Beyond that, I see these trends as vital for thinking about libraries, technology and life:
- Limits: They exist. Your financial resources are limited; you can’t keep borrowing against tomorrow indefinitely. Deny them as we might, limits–natural resources, time, attention–don’t simply disappear. Denying limits and hiding them under various odd assumptions can lead to disasters of various sorts.
- Business models: They matter. When you’re considering how various services for your own work and your library’s work will work, think about business models. To what extent are you relying on free services that don’t appear to have any source of revenue? What happens to your service if those services disappear? Do you have any rational basis to believe that they’ll continue to exist, grow and be developed without clear revenue sources?

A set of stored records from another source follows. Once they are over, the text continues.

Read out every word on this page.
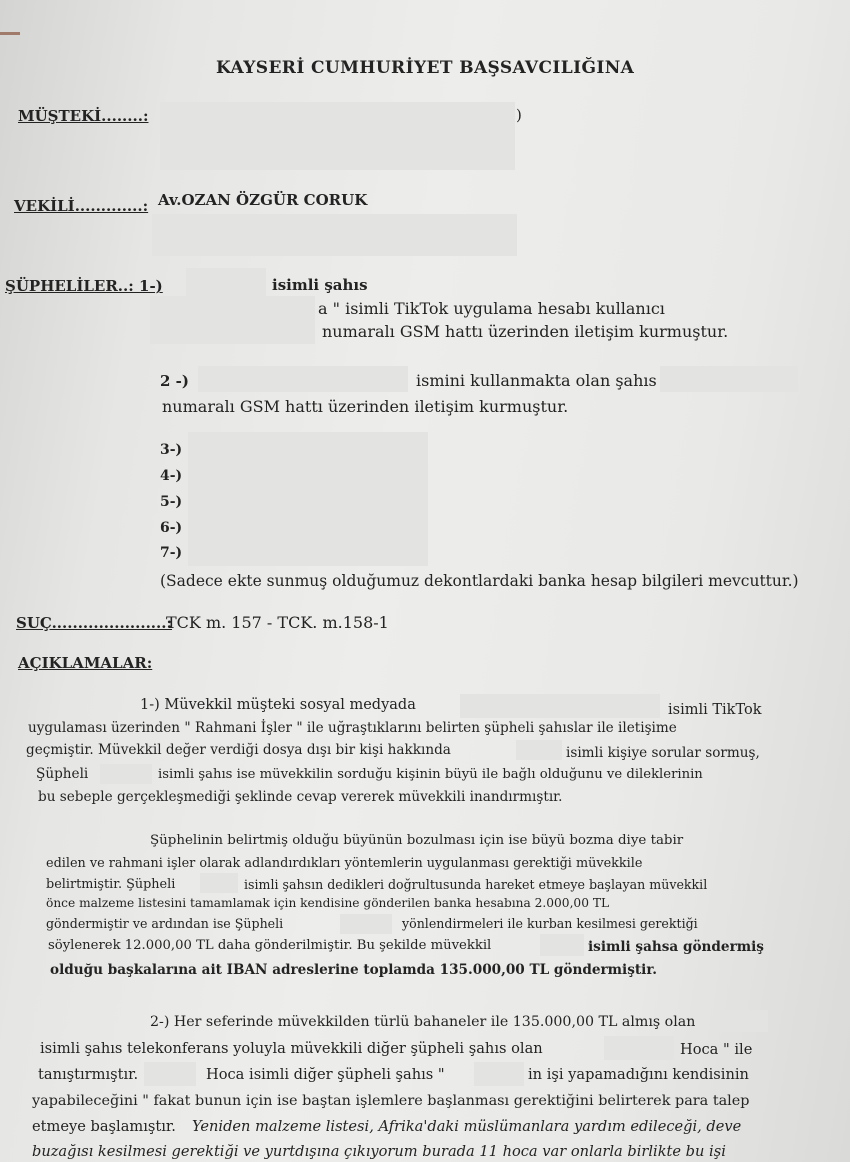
KAYSERİ CUMHURİYET BAŞSAVCILIĞINA
MÜŞTEKİ........:	)
VEKİLİ.............: Av.OZAN ÖZGÜR CORUK
ŞÜPHELİLER..: 1-)	isimli şahıs
a " isimli TikTok uygulama hesabı kullanıcı
numaralı GSM hattı üzerinden iletişim kurmuştur.
2 -)	ismini kullanmakta olan şahıs
numaralı GSM hattı üzerinden iletişim kurmuştur.
3-)
4-)
5-)
6-)
7-)
(Sadece ekte sunmuş olduğumuz dekontlardaki banka hesap bilgileri mevcuttur.)
SUÇ......................:
TCK m. 157 - TCK. m.158-1
AÇIKLAMALAR:
1-) Müvekkil müşteki sosyal medyada	isimli TikTok
uygulaması üzerinden " Rahmani İşler " ile uğraştıklarını belirten şüpheli şahıslar ile iletişime
geçmiştir. Müvekkil değer verdiği dosya dışı bir kişi hakkında	isimli kişiye sorular sormuş,
Şüpheli	isimli şahıs ise müvekkilin sorduğu kişinin büyü ile bağlı olduğunu ve dileklerinin
bu sebeple gerçekleşmediği şeklinde cevap vererek müvekkili inandırmıştır.
Şüphelinin belirtmiş olduğu büyünün bozulması için ise büyü bozma diye tabir
edilen ve rahmani işler olarak adlandırdıkları yöntemlerin uygulanması gerektiği müvekkile
belirtmiştir. Şüpheli	isimli şahsın dedikleri doğrultusunda hareket etmeye başlayan müvekkil
önce malzeme listesini tamamlamak için kendisine gönderilen banka hesabına 2.000,00 TL
göndermiştir ve ardından ise Şüpheli	yönlendirmeleri ile kurban kesilmesi gerektiği
söylenerek 12.000,00 TL daha gönderilmiştir. Bu şekilde müvekkil	isimli şahsa göndermiş
olduğu başkalarına ait IBAN adreslerine toplamda 135.000,00 TL göndermiştir.
2-) Her seferinde müvekkilden türlü bahaneler ile 135.000,00 TL almış olan
isimli şahıs telekonferans yoluyla müvekkili diğer şüpheli şahıs olan	Hoca " ile
tanıştırmıştır.	Hoca isimli diğer şüpheli şahıs "	in işi yapamadığını kendisinin
yapabileceğini " fakat bunun için ise baştan işlemlere başlanması gerektiğini belirterek para talep
etmeye başlamıştır. Yeniden malzeme listesi, Afrika'daki müslümanlara yardım edileceği, deve
buzağısı kesilmesi gerektiği ve yurtdışına çıkıyorum burada 11 hoca var onlarla birlikte bu işi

Your library has a business model, typically that of a community service: People pay in advance in order to fund a common good.
- Trusting the cloud: Set aside the jargon–the cloud’s just software and services on someone else’s servers. “Trusting the cloud” has three key aspects, one particularly important where library functions are concerned: Trusting that the services will remain (see “business models”); trusting that your data will be safe; and trusting that confidentiality will be preserved. I’m not arguing that you shouldn’t use the cloud; I am arguing that you should think several times before relying entirely on the cloud.

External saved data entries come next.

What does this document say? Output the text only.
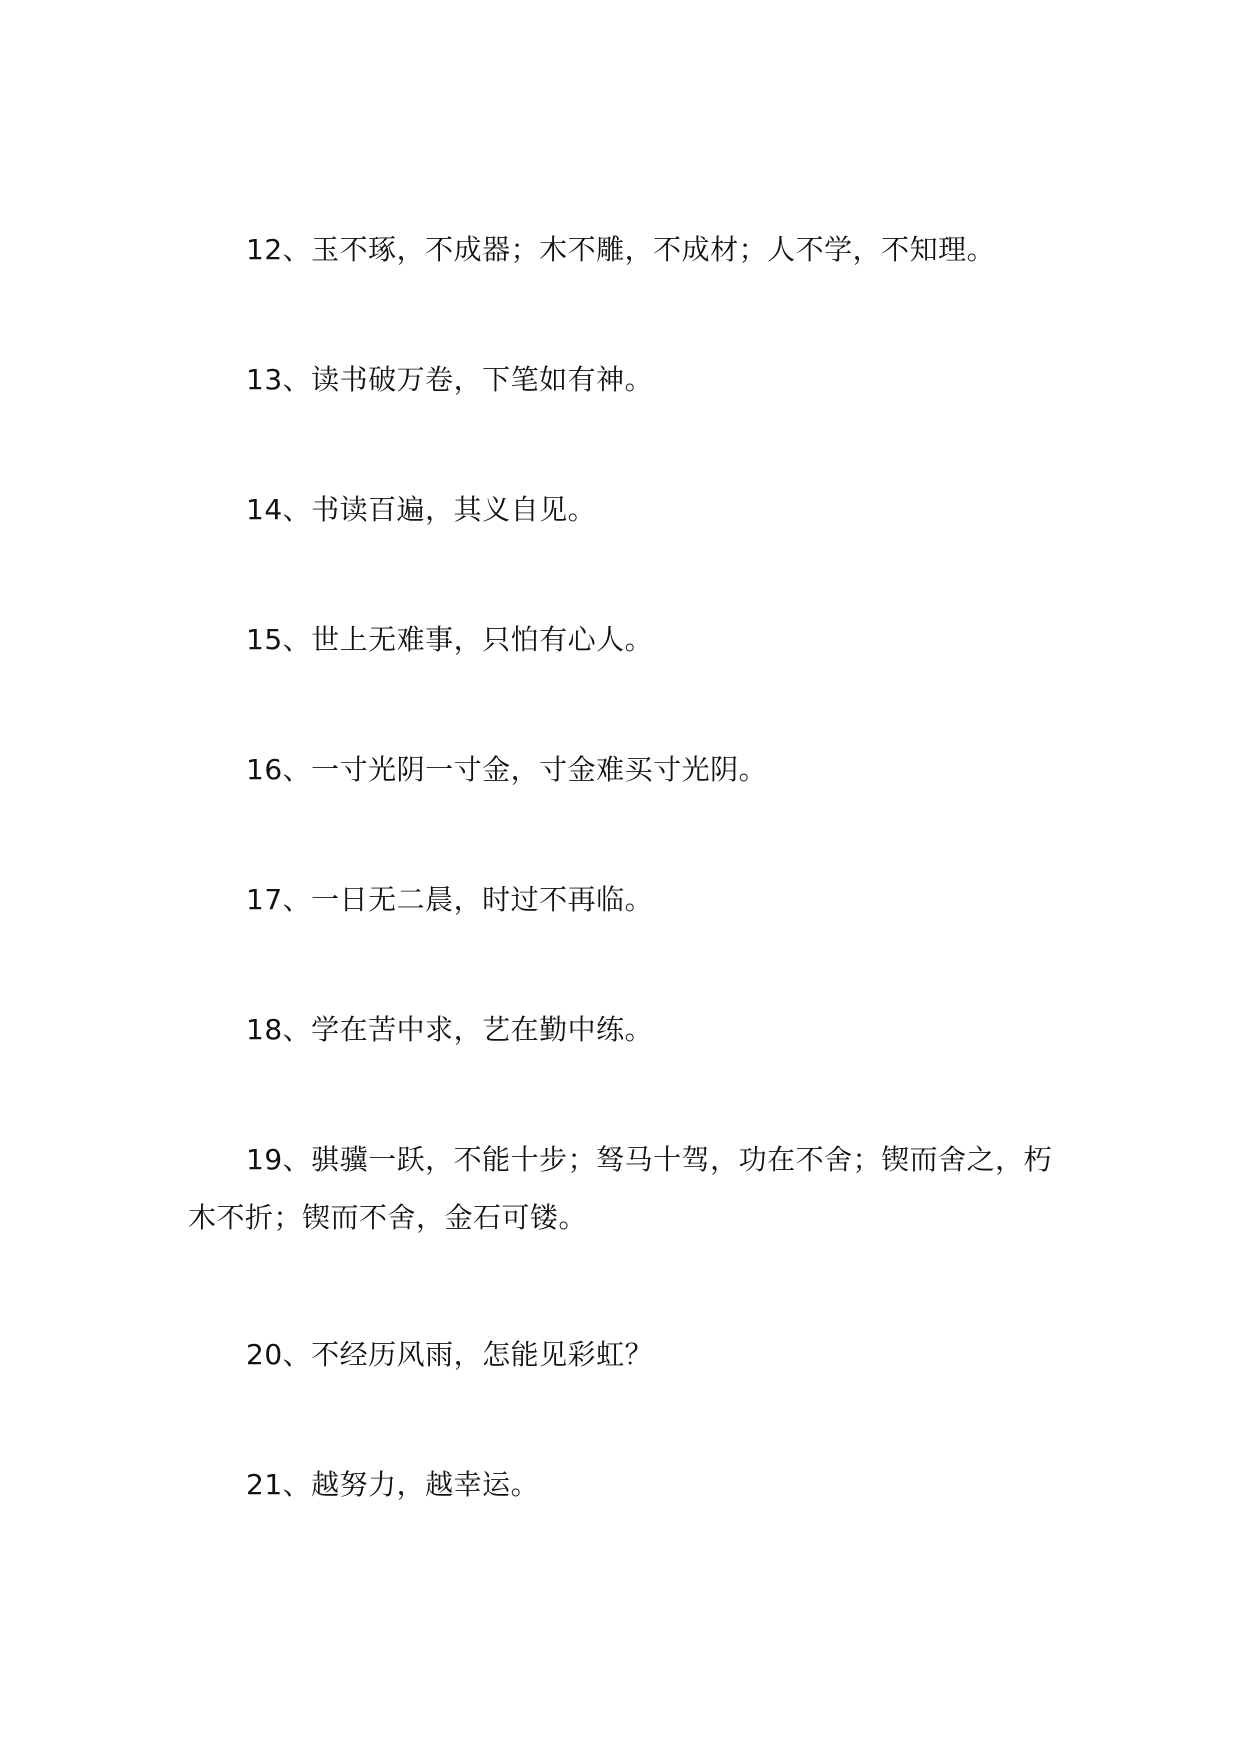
12、玉不琢，不成器；木不雕，不成材；人不学，不知理。

13、读书破万卷，下笔如有神。

14、书读百遍，其义自见。

15、世上无难事，只怕有心人。

16、一寸光阴一寸金，寸金难买寸光阴。

17、一日无二晨，时过不再临。

18、学在苦中求，艺在勤中练。

19、骐骥一跃，不能十步；驽马十驾，功在不舍；锲而舍之，朽木不折；锲而不舍，金石可镂。

20、不经历风雨，怎能见彩虹？

21、越努力，越幸运。
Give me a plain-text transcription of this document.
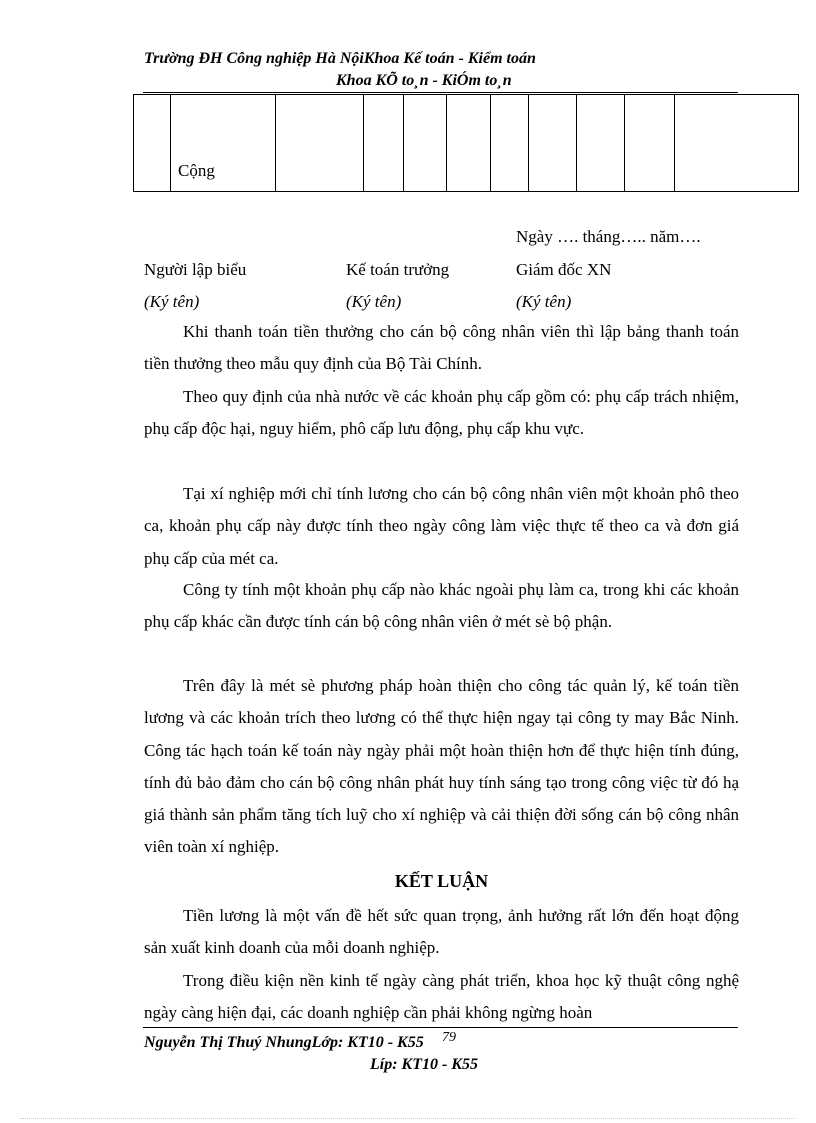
Trường ĐH Công nghiệp Hà NộiKhoa Kế toán - Kiểm toán
Khoa KÕ to¸n - KiÓm to¸n
	Cộng									
Ngày …. tháng….. năm….
Người lập biểu	Kế toán trưởng	Giám đốc XN
(Ký tên)	(Ký tên)	(Ký tên)

Khi thanh toán tiền thưởng cho cán bộ công nhân viên thì lập bảng thanh toán tiền thưởng theo mẫu quy định của Bộ Tài Chính.

Theo quy định của nhà nước về các khoản phụ cấp gồm có: phụ cấp trách nhiệm, phụ cấp độc hại, nguy hiểm, phô cấp lưu động, phụ cấp khu vực.

Tại xí nghiệp mới chỉ tính lương cho cán bộ công nhân viên một khoản phô theo ca, khoản phụ cấp này được tính theo ngày công làm việc thực tế theo ca và đơn giá phụ cấp của mét ca.

Công ty tính một khoản phụ cấp nào khác ngoài phụ làm ca, trong khi các khoản phụ cấp khác cần được tính cán bộ công nhân viên ở mét sè bộ phận.

Trên đây là mét sè phương pháp hoàn thiện cho công tác quản lý, kế toán tiền lương và các khoản trích theo lương có thể thực hiện ngay tại công ty may Bắc Ninh. Công tác hạch toán kế toán này ngày phải một hoàn thiện hơn để thực hiện tính đúng, tính đủ bảo đảm cho cán bộ công nhân phát huy tính sáng tạo trong công việc từ đó hạ giá thành sản phẩm tăng tích luỹ cho xí nghiệp và cải thiện đời sống cán bộ công nhân viên toàn xí nghiệp.

KẾT LUẬN

Tiền lương là một vấn đề hết sức quan trọng, ảnh hưởng rất lớn đến hoạt động sản xuất kinh doanh của mỗi doanh nghiệp.

Trong điều kiện nền kinh tế ngày càng phát triển, khoa học kỹ thuật công nghệ ngày càng hiện đại, các doanh nghiệp cần phải không ngừng hoàn

79
Nguyễn Thị Thuý NhungLớp: KT10 - K55
Líp: KT10 - K55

- Valuing existing users and services: Yes, you need to see how you can serve emerging needs of your community (your community)–but times of limits make your existing services more valuable than ever. Don’t ignore your existing users in order to court a minority of people living the digital lifestyle; find some balance. And if you find that some portion of the digerati really do have all the money to satisfy their instant-everything demands and have no intention of using your services–well, in fact, you can’t please everybody, and there’s a limit to how hard you should try.
- Real communities: What technologies and balances serve your users in your community? The answer’s considerably different for a town in which 99% of residents are wealthy and have high-speed broadband and smart phones (if such a town exists) than it is for a city where many people aren’t online at all (except at the library), many more have only dialup at home, and $100 a month for a smart phone data service is an outrageous expense. Where’s your community–and how does your library serve your users effectively?
- Taking back the language: That’s a group heading for a number of language-related issues. It means understanding that “Essentially free” means somebody somewhere is paying a lot of money. It means thinking to yourself “what you mean we?” when someone pronounces something that “we” or “we all” do or think. (The full phrase, from a brilliant song by Oscar Brown, Jr. regarding the Lone Ranger and Tonto, is slightly politically incorrect–although, you know, a majority of those using unfounded “we”isms are indeed white men.) It means flagging “inevitable” as a typically nonsensical substitute for argument. It means honoring skepticism while trying to avoid cynicism.
So there you have it. And do read Lawson’s commentary; it’s excellent. (Now to close this and add portions of his commentary to my Trends article–and, tomorrow or the next day, larger portions to the PLN article.)